Tomic could face world No.1 and defending champion Novak Djokovic in the third round, the earliest he could have possibly struck the Serb after being seeded 27th for the championships.
Hewitt – playing for the last time at the All England Club – will face tough Finn Jarko Nieminen in his opener, with victory almost certainly thrusting the 34-year-old wildcard into a second-round showdown with Djokovic.
Teenage ace Thanasi Kokkinakis has also landed in the treacherous top pocket of the draw with Hewitt and Tomic, who launches his title quest against Frenchman Jan-Lennard Struff.
Kokkinakis plays Argentina’s 24th seed Leonardo Mayer in his eagerly-awaited debut at the All England Club.
All up, nine of Australia’s 11 men in the singles were drawn in the top half.
Nick Kyrgios, the 26th seed, fared best and has a real shot at emulating his run to the quarter-finals last year.
The 20-year-old will play unseeded Argentine Diego Schwartzman first up, with seventh seed Milos Raonic, the Canadian who took him out last year, Kyrgios’s first projected big danger in the third round.
Tomic’s nightmare draw comes as his father wages war with Tennis Australia’s head of player performance Pat Rafter, who has stopped funding the family because of John Tomic’s “intolerable” behaviour.
John Tomic is livid that TA won’t provide financial support for his 17-year-old daughter Sara, the world No.765 who won her maiden professional tournament last weekend in Egypt.
The feud has led to Bernard making himself unavailable for Australia’s Davis Cup quarter-final against Kazakhstan the week after Wimbledon.

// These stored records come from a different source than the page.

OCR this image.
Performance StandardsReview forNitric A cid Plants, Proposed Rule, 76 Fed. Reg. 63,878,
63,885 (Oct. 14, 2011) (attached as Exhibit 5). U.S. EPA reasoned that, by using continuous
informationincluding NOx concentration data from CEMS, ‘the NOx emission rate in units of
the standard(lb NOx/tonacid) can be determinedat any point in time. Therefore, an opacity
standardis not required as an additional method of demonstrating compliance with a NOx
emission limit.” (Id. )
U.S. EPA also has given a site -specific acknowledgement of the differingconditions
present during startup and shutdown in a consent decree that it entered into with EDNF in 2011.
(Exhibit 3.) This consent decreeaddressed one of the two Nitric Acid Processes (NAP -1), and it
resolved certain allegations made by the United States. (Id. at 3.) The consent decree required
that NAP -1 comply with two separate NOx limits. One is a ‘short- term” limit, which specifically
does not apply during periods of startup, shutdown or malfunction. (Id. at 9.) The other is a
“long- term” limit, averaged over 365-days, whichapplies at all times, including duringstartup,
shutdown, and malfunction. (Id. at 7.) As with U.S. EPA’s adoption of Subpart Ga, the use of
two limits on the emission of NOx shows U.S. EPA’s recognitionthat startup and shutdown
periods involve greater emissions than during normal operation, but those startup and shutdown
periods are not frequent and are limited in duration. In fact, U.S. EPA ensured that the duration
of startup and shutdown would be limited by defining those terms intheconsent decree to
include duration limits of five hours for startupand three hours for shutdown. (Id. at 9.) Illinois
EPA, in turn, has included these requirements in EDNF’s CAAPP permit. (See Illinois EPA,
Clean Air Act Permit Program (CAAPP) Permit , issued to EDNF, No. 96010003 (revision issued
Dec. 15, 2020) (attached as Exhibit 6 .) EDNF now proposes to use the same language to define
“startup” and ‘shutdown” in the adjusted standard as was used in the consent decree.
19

“On which basis can he (Rafter) cut funding in Australia? It is not his private company,” John Tomic said after Rafter hit back in the war of words on the eve of the Wimbledon draw.
“It means money will (be) left in TA budget that he can use for his self and all administration.
“Why he did not cut TA administration (and) their high expenses overseas – hotels, first-class flight tickets, food.
“All of them taking wives and kids on TA expenses. Why he cutting grassroots?
“It means that he is in political situation that he doing how his bosses want. He don’t care for Australian tennis.”